Thursday, August 18, 2011

Like A Flood

July 6
"...see if I will not throw open the floodgates of heaven 
and pour out so much blessing that you will not have room enough for it." 
Malachi 3:10b

I am in awe of God's blessing washed over the boundaries of my life.
My limitations have sunk, run over by an unstoppable force-a rushing river.  
"Mightier than the thunder of the great waters...
                                              the LORD on High is Mighty!" Psa.93:4

Coming from the heights the river marches- 
snow left behind in winter's storm now surrenders to summer's heat.  
Is this only the beginning?

I recently traveled the I-70 corridor
as it follows the Colorado river through the Rocky mountains.  
Never have I seen the river so full- 
and never have I seen the grace of God flowing in my life so strong.
Believe me, there are days in my past which rival these days in intensity,
but yesterday's grace is no substitute for the fresh grace of today. 

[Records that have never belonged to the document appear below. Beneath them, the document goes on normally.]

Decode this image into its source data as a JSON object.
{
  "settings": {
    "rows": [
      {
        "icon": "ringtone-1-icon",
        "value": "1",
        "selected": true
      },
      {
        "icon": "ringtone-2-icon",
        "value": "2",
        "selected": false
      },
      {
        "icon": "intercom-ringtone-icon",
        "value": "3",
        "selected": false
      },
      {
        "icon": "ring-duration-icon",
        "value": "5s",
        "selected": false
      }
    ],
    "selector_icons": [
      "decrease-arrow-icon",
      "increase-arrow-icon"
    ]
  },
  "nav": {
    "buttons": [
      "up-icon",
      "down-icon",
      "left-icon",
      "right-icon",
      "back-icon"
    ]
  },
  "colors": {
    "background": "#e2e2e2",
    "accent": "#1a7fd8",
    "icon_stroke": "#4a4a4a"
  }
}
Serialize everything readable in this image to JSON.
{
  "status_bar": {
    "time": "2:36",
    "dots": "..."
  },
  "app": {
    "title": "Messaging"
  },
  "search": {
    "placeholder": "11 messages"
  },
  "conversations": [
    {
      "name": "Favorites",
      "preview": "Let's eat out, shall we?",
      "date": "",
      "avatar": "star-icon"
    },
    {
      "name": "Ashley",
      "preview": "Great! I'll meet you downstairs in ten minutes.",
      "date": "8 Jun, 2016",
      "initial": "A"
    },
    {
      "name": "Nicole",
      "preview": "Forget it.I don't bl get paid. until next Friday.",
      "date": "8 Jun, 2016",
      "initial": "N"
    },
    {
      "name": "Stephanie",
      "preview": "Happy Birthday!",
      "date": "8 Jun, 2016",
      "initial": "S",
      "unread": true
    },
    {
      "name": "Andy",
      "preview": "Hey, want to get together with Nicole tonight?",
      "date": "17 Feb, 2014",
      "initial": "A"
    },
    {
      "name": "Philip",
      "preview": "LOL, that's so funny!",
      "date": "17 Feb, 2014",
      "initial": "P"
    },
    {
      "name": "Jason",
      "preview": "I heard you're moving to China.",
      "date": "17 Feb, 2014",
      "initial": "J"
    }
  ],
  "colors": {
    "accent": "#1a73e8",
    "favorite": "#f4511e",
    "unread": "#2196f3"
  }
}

My son graduated from high school in a down pour of heavy rain.
I didn't realize it then, but God was about to drench my life in blessing... 
as the heat of faith intensified on the storms of last winter.  
The struggle pulled me to my knees, crying out for God's direction.
Like blizzards of winter snow, I could not find my way in the world of colleges.

God was leading my son in a path less traveled
and seemed to make no sense-secular university. 
How easy it would be to take the logical, the expected, the secure route.  
But that route required little faith and perhaps only a trickle of blessing.
My son received a phenomenal job... 
dropped in his lap really, as grace searched him out,
the pay more than we could ever ask or imagine.
A work of God no doubt.  






As our family moves through a change of seasons,
faith is maxed to the breaking point and floods of grace sweep over us -
a mighty rushing river.  

This can be none less than the awesome power of God.  

1 comment:

  1. That is fantastic! God is good. Thanks for sharing that story.